I smiled and gave Rev my hand as he led me to the dance floor. We moved to the beat of the music, ignoring some of the stares from ignorant onlookers.

"Rev...there's something I have to tell you. I don't want you to be upset with me but I want you to hear the truth and I want you to hear it from me. It's about Ray and me and you how you got hurt tonight."

"I already know."

"You do?"

"Yeah. Gerry filed me in."

"And you're not mad?"

"Mad? Mad at you? Why would I be mad, Mary-Courtney? I'm proud of you. I know it wasn't easy for you to go to Boone and Gerry tonight and tell them the truth. It took a lot of guts and I really respect you for it."

"Yeah but what if I had told sooner? What if I hadn't been such a dumb ass and believed all Ray's lies? Then you never would have gotten hurt, Rev. None of this ever would have happened to you."

"What if, what if? Don't beat yourself up over it, Mary-Courtney. It's okay. You did the right thing. None of this is your fault. You're a great girl. Nobody has ever stood up for me like that. I really appreciate it. If Ray wants to be a jerk, then let him. You can't change people and make them into the people you want them to be. Sometimes you've got to cut a man loose. But you know what? It's his stupidity and his loss. Let him go. You're better off. And you have tons of people around here who really care about you."

"I know you guys care about me and I really care about you too but I'm afraid I've messed things up with the person that matters most, Rev."

"Oh? I'm not so sure, Mary-Courtney."

"What do you mean?"

Rev pulled away and there was Ronnie looking oh so dapper in a new suit. I couldn't believe that he was actually there right in front of me.

"Hey Rev."

"What's happening, Sunshine?"

"Nothing much, man. Do you mind if I cut in?"

Rev smiled and looked at both of us.

"As long as the lady is okay with it. Mary-Courtney?"

I nodded and Rev winked as he walked off leaving the two of us alone.

"I'm really sorry, Ronnie", I began. "I screwed up."

"It's okay."

"No it's not okay. I made a real ass of myself and I know it. And I hurt your feelings in the process. That isn't right."

"It's over with now. Ray was your lesson learned, I guess."

"I guess. Some lesson", I muttered.

"That's what life is about, good times and bad. Sometimes we make mistakes but oh well, we're only human, right? Isn't that part of growing up? As long as we learn from the mistakes then what is the harm, right?"

"The harm is that Ray is a horrible person and I can't believe I couldn't see his true colors. The harm is that Rev got hurt. The harm is I had something really special with a fantastic guy and I probably blew it because I was too afraid to realize and appreciate it."

"Do you believe in fate? Kismet? If what you had was so special and if this mystery guy is as fantastic as you say he is, then maybe it'll all work out. Maybe it's meant to be."

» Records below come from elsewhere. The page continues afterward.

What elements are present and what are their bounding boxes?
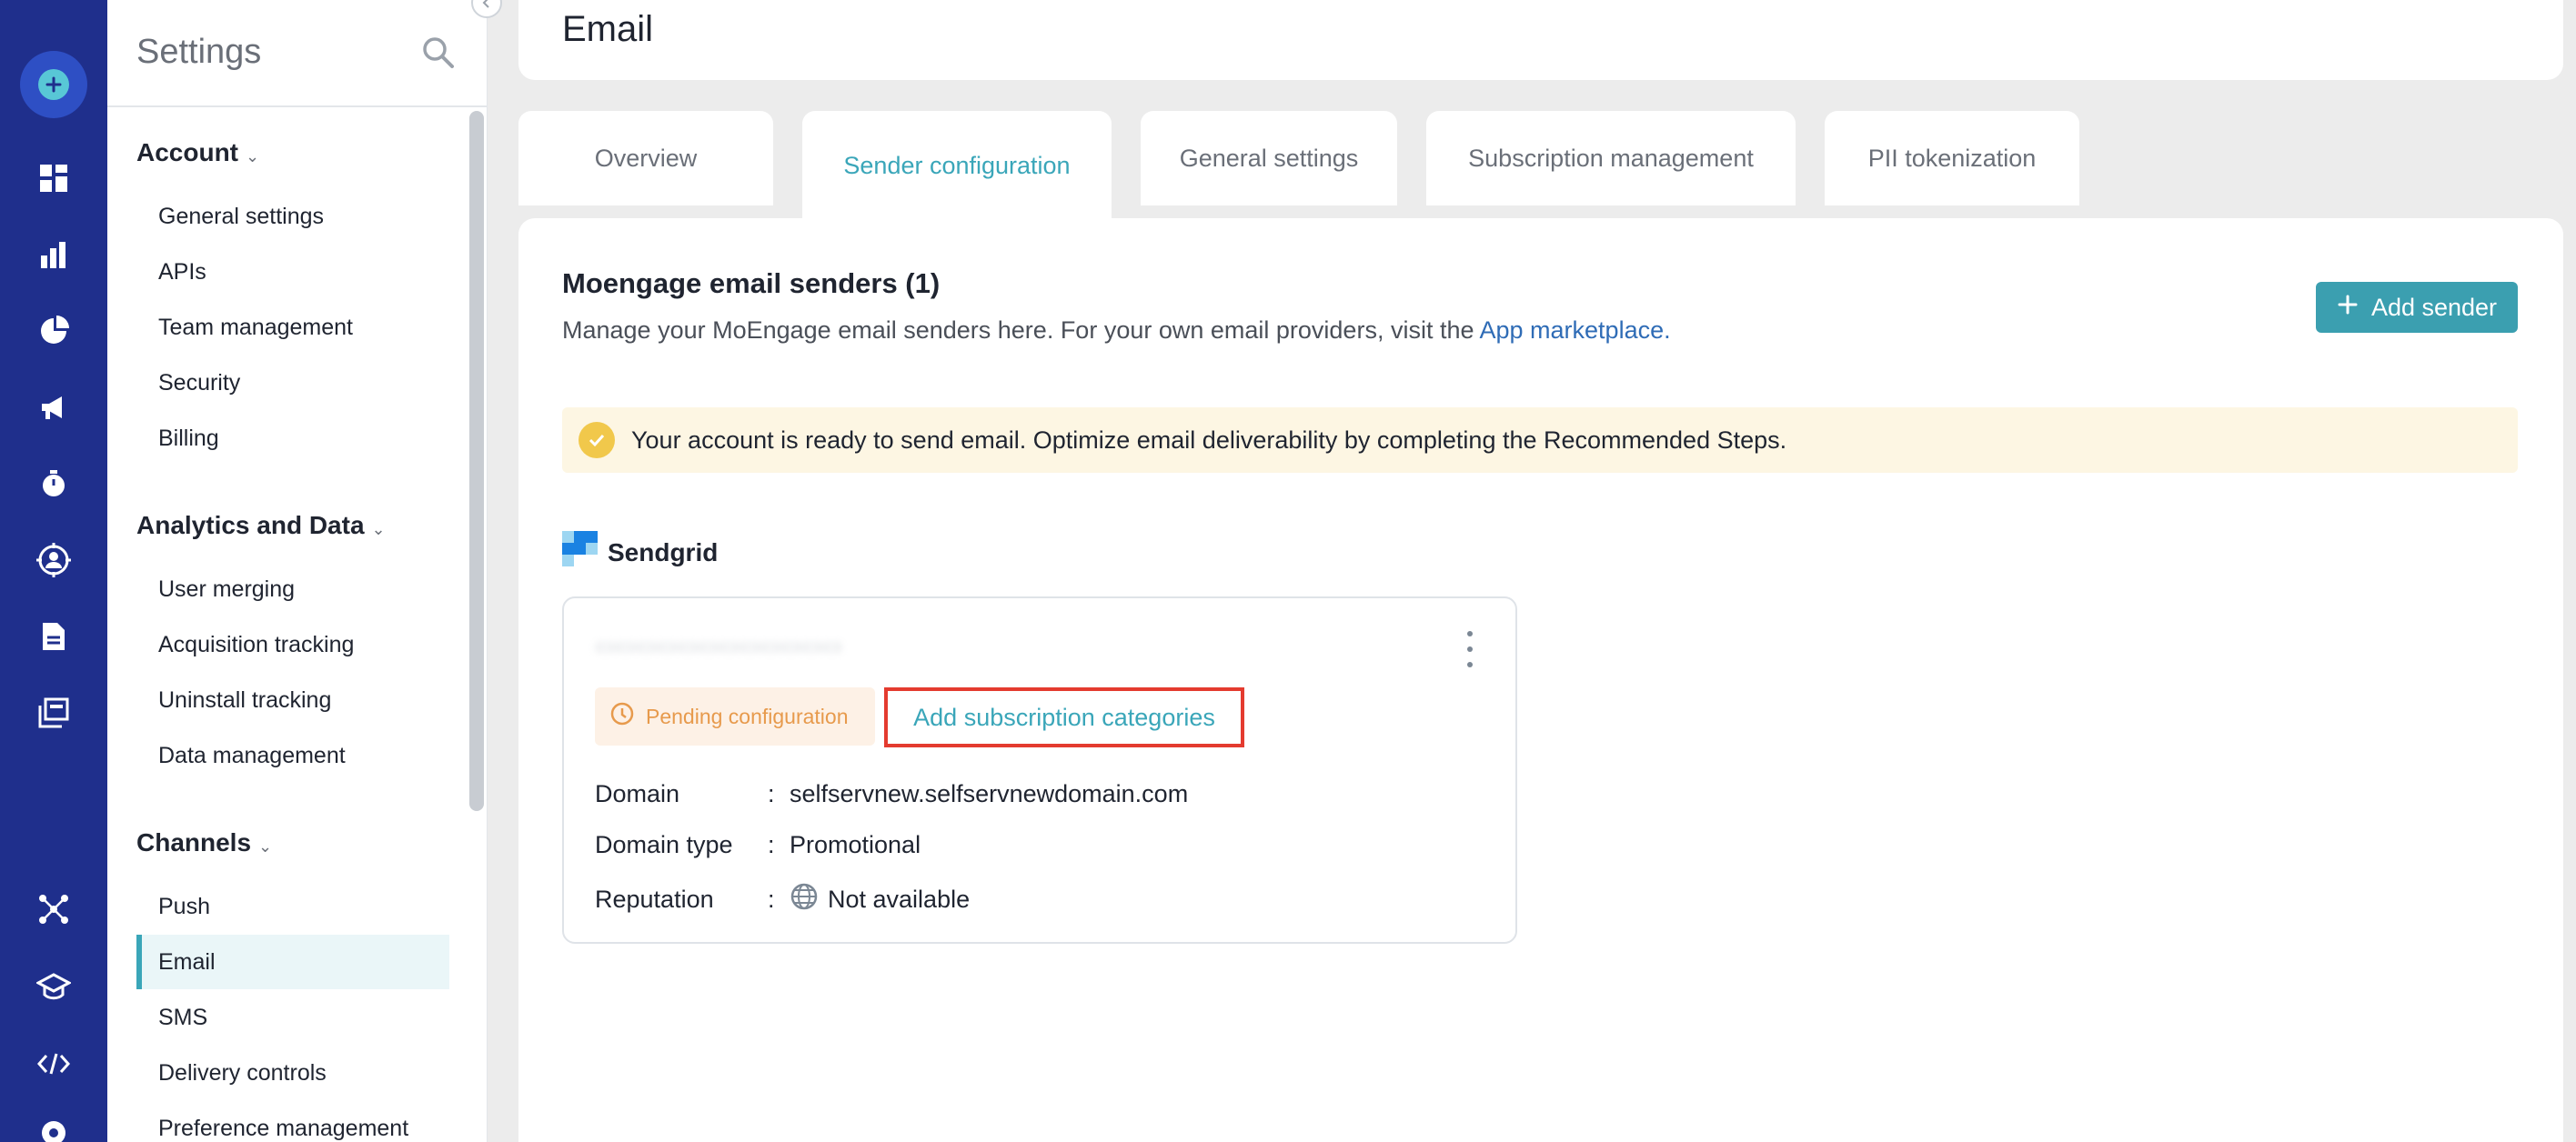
megaphone-icon[interactable] (32, 386, 75, 429)
tab-general-settings[interactable]: General settings (1141, 111, 1397, 205)
group-channels[interactable]: Channels ⌄ (136, 828, 272, 857)
add-sender-label: Add sender (2370, 293, 2498, 321)
domain-type-label: Domain type (595, 831, 733, 858)
provider-name: Sendgrid (608, 537, 719, 566)
code-icon[interactable] (32, 1042, 75, 1086)
clock-icon (609, 701, 635, 732)
integrations-icon[interactable] (32, 887, 75, 931)
section-description: Manage your MoEngage email senders here.… (562, 316, 1671, 345)
reputation-row: Reputation : Not available (595, 882, 970, 917)
settings-panel: Settings Account ⌄ General settings APIs … (107, 0, 502, 1142)
user-target-icon[interactable] (32, 538, 75, 582)
plus-icon (38, 69, 69, 100)
nav-delivery-controls[interactable]: Delivery controls (136, 1046, 449, 1100)
group-analytics-and-data[interactable]: Analytics and Data ⌄ (136, 511, 386, 540)
tab-pii-tokenization[interactable]: PII tokenization (1825, 111, 2079, 205)
nav-preference-management[interactable]: Preference management (136, 1101, 449, 1142)
banner-text: Your account is ready to send email. Opt… (631, 426, 1787, 454)
section-title: Moengage email senders (1) (562, 267, 941, 299)
settings-title: Settings (136, 33, 262, 71)
dashboard-icon[interactable] (32, 156, 75, 200)
more-options-icon[interactable] (1461, 631, 1479, 667)
chevron-down-icon: ⌄ (258, 836, 273, 856)
create-button[interactable] (20, 51, 87, 118)
add-subscription-categories-link[interactable]: Add subscription categories (884, 687, 1244, 747)
domain-label: Domain (595, 780, 680, 807)
page-title: Email (562, 9, 654, 49)
search-icon[interactable] (420, 35, 457, 75)
reputation-text: Not available (828, 886, 971, 913)
chevron-down-icon: ⌄ (371, 519, 386, 538)
status-text: Pending configuration (646, 704, 849, 728)
app-rail (0, 0, 107, 1142)
nav-push[interactable]: Push (136, 879, 449, 934)
nav-acquisition-tracking[interactable]: Acquisition tracking (136, 617, 449, 672)
header-card (518, 0, 2563, 80)
nav-sms[interactable]: SMS (136, 990, 449, 1045)
nav-security[interactable]: Security (136, 356, 449, 410)
nav-email[interactable]: Email (136, 935, 449, 989)
ready-banner: Your account is ready to send email. Opt… (562, 407, 2518, 473)
divider (107, 105, 488, 107)
colon: : (768, 831, 775, 858)
nav-billing[interactable]: Billing (136, 411, 449, 466)
timer-icon[interactable] (32, 462, 75, 506)
domain-value: selfservnew.selfservnewdomain.com (790, 780, 1189, 807)
domain-type-value: Promotional (790, 831, 921, 858)
provider-heading: Sendgrid (562, 531, 718, 574)
tab-sender-configuration[interactable]: Sender configuration (802, 111, 1112, 220)
nav-user-merging[interactable]: User merging (136, 562, 449, 616)
tab-overview[interactable]: Overview (518, 111, 773, 205)
collapse-panel-button[interactable] (471, 0, 502, 18)
segments-icon[interactable] (32, 309, 75, 353)
nav-team-management[interactable]: Team management (136, 300, 449, 355)
app-marketplace-link[interactable]: App marketplace. (1480, 316, 1671, 344)
analytics-icon[interactable] (32, 233, 75, 276)
tab-subscription-management[interactable]: Subscription management (1426, 111, 1796, 205)
domain-type-row: Domain type : Promotional (595, 831, 921, 859)
description-text: Manage your MoEngage email senders here.… (562, 316, 1480, 344)
document-icon[interactable] (32, 615, 75, 658)
globe-icon (790, 882, 819, 917)
group-account[interactable]: Account ⌄ (136, 138, 259, 167)
panel-scrollbar[interactable] (469, 111, 484, 811)
colon: : (768, 886, 775, 913)
sendgrid-logo-icon (562, 531, 599, 574)
academy-icon[interactable] (32, 966, 75, 1009)
check-icon (579, 422, 615, 458)
nav-apis[interactable]: APIs (136, 245, 449, 299)
colon: : (768, 780, 775, 807)
reputation-label: Reputation (595, 886, 714, 913)
content-library-icon[interactable] (32, 691, 75, 735)
settings-gear-icon[interactable] (32, 1111, 75, 1142)
redacted-sender-name: ▭▭▭▭▭▭▭▭▭▭▭▭ (595, 634, 843, 658)
reputation-value: Not available (790, 882, 970, 917)
nav-uninstall-tracking[interactable]: Uninstall tracking (136, 673, 449, 727)
sender-card: ▭▭▭▭▭▭▭▭▭▭▭▭ Pending configuration Add s… (562, 596, 1517, 944)
nav-data-management[interactable]: Data management (136, 728, 449, 783)
add-sender-button[interactable]: Add sender (2316, 282, 2518, 333)
domain-row: Domain : selfservnew.selfservnewdomain.c… (595, 780, 1188, 808)
status-badge: Pending configuration (595, 687, 875, 746)
chevron-down-icon: ⌄ (246, 146, 260, 165)
plus-icon (2337, 294, 2359, 322)
nav-general-settings[interactable]: General settings (136, 189, 449, 244)
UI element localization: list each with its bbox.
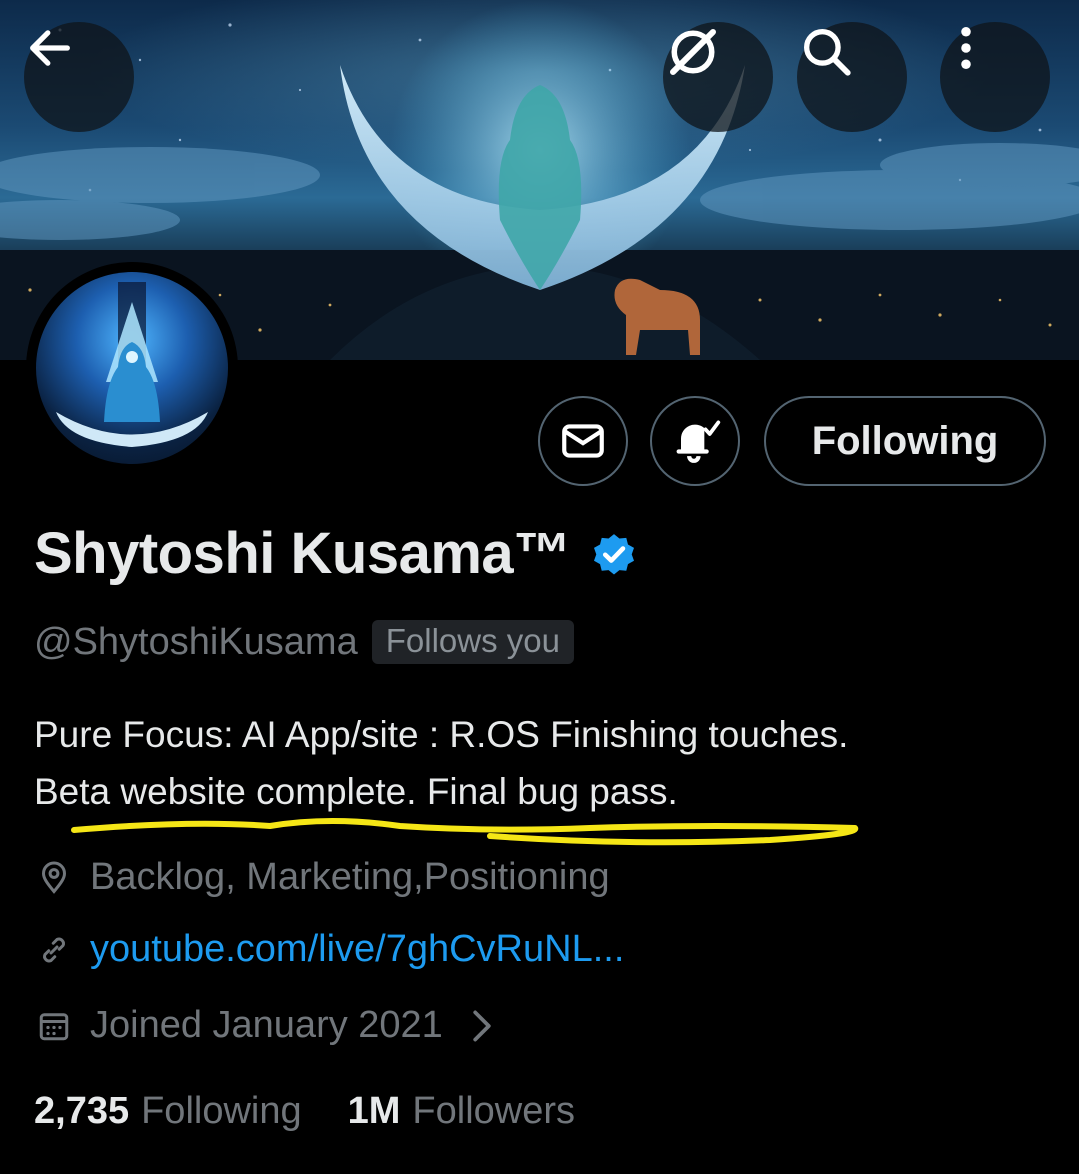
- mail-icon: [562, 424, 604, 458]
- location-row: Backlog, Marketing,Positioning: [34, 856, 610, 899]
- follows-you-badge: Follows you: [371, 620, 574, 664]
- location-pin-icon: [34, 858, 74, 898]
- grok-icon: [670, 29, 716, 75]
- back-button[interactable]: [24, 22, 134, 132]
- display-name: Shytoshi Kusama™: [34, 521, 571, 586]
- link-icon: [34, 930, 74, 970]
- avatar-image: [36, 272, 228, 464]
- following-count: 2,735: [34, 1090, 130, 1132]
- search-button[interactable]: [797, 22, 907, 132]
- verified-badge-icon[interactable]: [589, 531, 639, 581]
- chevron-right-icon: [473, 1010, 491, 1041]
- joined-text: Joined January 2021: [90, 1004, 443, 1046]
- yellow-underline-annotation: [71, 818, 859, 846]
- joined-row[interactable]: Joined January 2021: [34, 1004, 493, 1047]
- following-stat[interactable]: 2,735 Following: [34, 1090, 302, 1133]
- bio: Pure Focus: AI App/site : R.OS Finishing…: [34, 706, 1044, 820]
- bio-line: Pure Focus: AI App/site : R.OS Finishing…: [34, 714, 849, 755]
- followers-count: 1M: [347, 1090, 401, 1132]
- url-row: youtube.com/live/7ghCvRuNL...: [34, 928, 624, 971]
- followers-label: Followers: [412, 1090, 576, 1132]
- location-text: Backlog, Marketing,Positioning: [90, 856, 610, 898]
- message-button[interactable]: [538, 396, 628, 486]
- arrow-left-icon: [30, 30, 70, 66]
- profile-avatar[interactable]: [26, 262, 238, 474]
- followers-stat[interactable]: 1M Followers: [348, 1090, 575, 1133]
- following-button[interactable]: Following: [764, 396, 1046, 486]
- profile-url-link[interactable]: youtube.com/live/7ghCvRuNL...: [90, 928, 624, 971]
- more-button[interactable]: [940, 22, 1050, 132]
- profile-page: Following Shytoshi Kusama™ @ShytoshiKusa…: [0, 0, 1079, 1174]
- handle: @ShytoshiKusama: [34, 620, 358, 663]
- notifications-button[interactable]: [650, 396, 740, 486]
- bell-check-icon: [676, 420, 721, 463]
- calendar-icon: [34, 1006, 74, 1046]
- grok-button[interactable]: [663, 22, 773, 132]
- follow-stats: 2,735 Following 1M Followers: [34, 1090, 575, 1133]
- search-icon: [804, 29, 851, 76]
- display-name-row: Shytoshi Kusama™: [34, 520, 639, 587]
- handle-row: @ShytoshiKusama Follows you: [34, 620, 574, 664]
- following-label: Following: [141, 1090, 302, 1132]
- more-vertical-icon: [961, 26, 971, 70]
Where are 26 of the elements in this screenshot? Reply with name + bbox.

"I don't know. Maybe...I guess I need time and space now. I need to heal from Ray. I need to get myself together before I can be there for anyone else. This mystery man, as you put it, well he's a really great guy and I care very deeply for him. I think we could have something special and real. I just don't want to mess it up again."

"I think your mystery man cares for you a lot too. I think he's willing to be as patient as you need him to be."

I looked up at Ronnie and smiled. He was something else!

"Thanks Ronnie. Thank you a lot for being so great and always being there for me even when I'm a brat and I don't deserve it. Most of all thanks for not saying that you told me so all along. You knew exactly what was going on when I was prancing around with that stupid ring on my finger and...I just appreciate you being so cool about it now."

"I didn't come here to say I told you so", he smiled. "I just came here for a dance."

I buried my face deep in his shoulder as the Bee Gee's "How Do You Mend a Broken Heart?" began to play.

And how can you mend a broken heart? How can you stop the rain from falling down? How can you stop the sun from shining? What makes the world go round? How can you mend this broken man? How can a loser ever win? Please help me mend my broken heart and let me live again.

Truer words had never been spoken but none of that mattered anymore. All that mattered was that I was back in Ronnie's arms again, a place where I felt happiest and most protected.